Em meio a uma pandemia causada pelo novo coronavírus, o presidente Jair Bolsonaro (sem partido) forçou a saída de dois de seus mais importantes ministros. Primeiro foi Luiz Henrique Madetta, que o ocupava a pasta da Saúde, e na última sexta-feira (24) foi a vez de Sergio Moro, então ministro da Justiça e Segurança Pública, pedir demissão do cargo.

A saída de Moro serviu para aumentar mais ainda a crise política criada por Bolsonaro, que aposta na radicalização de seu discurso, ao mesmo tempo em que se esforça para boicotar o isolamento social. Diante deste cenário, o Brasil estaria se encaminhando para uma ditadura ou para um impeachment?

O site do jornal espanhol El País conversou com Marcos Nobre, filósofo, professor da Unicamp e presidente do Cebrap (Centro Brasileiro de Análise e Planejamento) que fez uma análise do momento político atual do Brasil. Para Nobre, Bolsonaro está buscando refúgio em sua base ultra radical de eleitores enquanto busca um entendimento com o centrão no Parlamento para conseguir uma sobrevida, mas ele acredita que é apenas questão de tempo para que o líder do Executivo seja retirado da presidência.

Na entrevista, o filósofo diz ao El País que a popularidade de Jair Bolsonaro ficará reduzida apenas ao seu eleitorado mais radical, porém ressalta que isto por si só não assegura uma maioria social para o afastamento.

Para que isto possa acontecer, na Opinião de Nobre, os principais atores políticos devem se unir e negociar, caso contrário, corre-se o risco de se produzir outros Bolsonaros, “Não adianta só tirar o cara”, alerta Marcos Nobre.

Feudos

Após Bolsonaro ser eleito, Marcos Nobre afirmou ao El País que o Governo Bolsonaro era feito por feudos, e que um deles era o de Sergio Moro.

Agora, com a saída nada amistosa do ex-juiz da Lava-Jato, Nobre acredita que esta a saída de Moro neste momento específico tem várias funções.

Atualmente o país apresenta um número alarmante de mortes causadas pela Covid-19, algo semelhante com o que acontece na Espanha, e não se está discutindo o nível de preocupação que a situação merece, pois se está o tempo todo debatendo a crise política.

Desta maneira, existe um elemento diversionista relevante. Outro ponto, segundo ele, é que Bolsonaro se conscientizou que a pandemia irá afetar seu governo. No momento ele possui um terço do eleitorado, de acordo com as pesquisas, e ele sabe que não vai conseguir manter este número, diz Nobre. Então resolveu recuar e procurar abrigo em seu núcleo de apoiadores fanáticos, que segundo dados do Datafolha é por volta de 12% dos eleitores, conclui o filósofo.

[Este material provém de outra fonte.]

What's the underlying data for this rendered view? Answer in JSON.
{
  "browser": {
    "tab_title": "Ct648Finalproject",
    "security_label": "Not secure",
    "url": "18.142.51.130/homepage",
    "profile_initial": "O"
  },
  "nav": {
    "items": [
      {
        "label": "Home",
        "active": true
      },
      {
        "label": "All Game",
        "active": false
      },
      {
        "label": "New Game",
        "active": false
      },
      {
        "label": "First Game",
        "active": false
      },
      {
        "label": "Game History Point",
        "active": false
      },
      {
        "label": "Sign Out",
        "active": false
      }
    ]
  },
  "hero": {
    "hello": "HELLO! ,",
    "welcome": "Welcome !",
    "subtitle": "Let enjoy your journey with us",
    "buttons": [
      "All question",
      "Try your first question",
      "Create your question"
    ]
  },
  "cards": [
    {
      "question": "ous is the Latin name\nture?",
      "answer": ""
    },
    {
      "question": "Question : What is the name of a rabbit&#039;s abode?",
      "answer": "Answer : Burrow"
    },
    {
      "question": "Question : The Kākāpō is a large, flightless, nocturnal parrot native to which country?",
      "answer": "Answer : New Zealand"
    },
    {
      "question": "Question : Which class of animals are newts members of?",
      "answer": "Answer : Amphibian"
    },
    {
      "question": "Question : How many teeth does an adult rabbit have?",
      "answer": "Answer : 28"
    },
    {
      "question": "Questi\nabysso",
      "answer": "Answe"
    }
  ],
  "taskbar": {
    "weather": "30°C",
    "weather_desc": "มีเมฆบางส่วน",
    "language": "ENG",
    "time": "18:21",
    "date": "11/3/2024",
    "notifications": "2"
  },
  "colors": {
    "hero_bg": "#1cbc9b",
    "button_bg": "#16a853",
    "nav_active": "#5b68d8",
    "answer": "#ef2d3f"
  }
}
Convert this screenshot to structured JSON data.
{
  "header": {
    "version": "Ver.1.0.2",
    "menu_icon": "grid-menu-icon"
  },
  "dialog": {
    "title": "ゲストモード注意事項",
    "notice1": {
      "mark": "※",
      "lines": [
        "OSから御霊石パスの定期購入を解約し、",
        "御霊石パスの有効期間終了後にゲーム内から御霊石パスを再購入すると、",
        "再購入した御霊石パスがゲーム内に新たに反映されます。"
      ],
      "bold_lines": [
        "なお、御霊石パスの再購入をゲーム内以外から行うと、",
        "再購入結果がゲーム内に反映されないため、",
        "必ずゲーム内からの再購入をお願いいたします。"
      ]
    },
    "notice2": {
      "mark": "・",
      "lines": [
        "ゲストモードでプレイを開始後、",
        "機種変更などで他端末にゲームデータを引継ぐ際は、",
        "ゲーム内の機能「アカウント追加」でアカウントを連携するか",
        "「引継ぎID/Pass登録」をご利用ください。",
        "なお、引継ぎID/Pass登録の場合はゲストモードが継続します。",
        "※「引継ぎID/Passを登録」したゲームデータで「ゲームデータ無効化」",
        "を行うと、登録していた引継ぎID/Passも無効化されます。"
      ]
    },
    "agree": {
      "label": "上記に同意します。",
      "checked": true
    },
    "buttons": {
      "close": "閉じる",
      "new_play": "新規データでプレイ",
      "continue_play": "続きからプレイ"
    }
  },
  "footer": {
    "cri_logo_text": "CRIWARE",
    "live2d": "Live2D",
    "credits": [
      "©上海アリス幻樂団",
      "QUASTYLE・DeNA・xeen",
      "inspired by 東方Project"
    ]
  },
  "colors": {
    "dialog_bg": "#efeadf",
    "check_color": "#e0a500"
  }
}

O raciocínio do presidente seria que a crise econômica é inevitável e irão atacá-lo com o impeachment, então a melhor estratégia é garantir uma mínima base de apoio. Parte desse eleitorado que ele vai perder são apoiadores de Sergio Moro. O ex-ministro simbolizava uma expansão da base de apoio de Bolsonaro de 12% para 30% do eleitorado.

Porém, quando Bolsonaro volta para os 12% iniciais, ele decide fazer um governo de guerra, afirma Nobre. E, em um governo de guerra, não se pode ter uma pessoa que seja maior que o líder, continua. Esta seria uma explicação para a saída de Mandetta e depois Moro.

Perguntado pelo site se uma queda em sua popularidade seria o suficiente para a queda do presidente, o filósofo responde que não basta apenas que ele fique com apenas 12%, 10% ou 8% do eleitorado, também é preciso que seja formada uma maioria incontestável que peça por seu afastamento. Nobre relembra que na última pesquisa feita pelo Datafolha a maioria foi contra a atitude do presidente durante a pandemia, mas mesmo assim ainda eram contra a renúncia.

Isto comprovaria então que uma maioria não surge espontaneamente, porém ele ressalta que é grande a possibilidade de se chegar a uma maioria favorável ao impeachment. Mas que há obstáculos como a polarização entre esquerda e direita. Para Marcos Nobre, a esquerda ser verá obrigada a negociar com a direita para conseguir apoio a um pedido de impeachment que possa vir de alguma figura do centrão que possa ser considerada como um candidato em potencial. Como, por exemplo, um ex-ministro do STF ou ainda um ex-ministro da Justiça.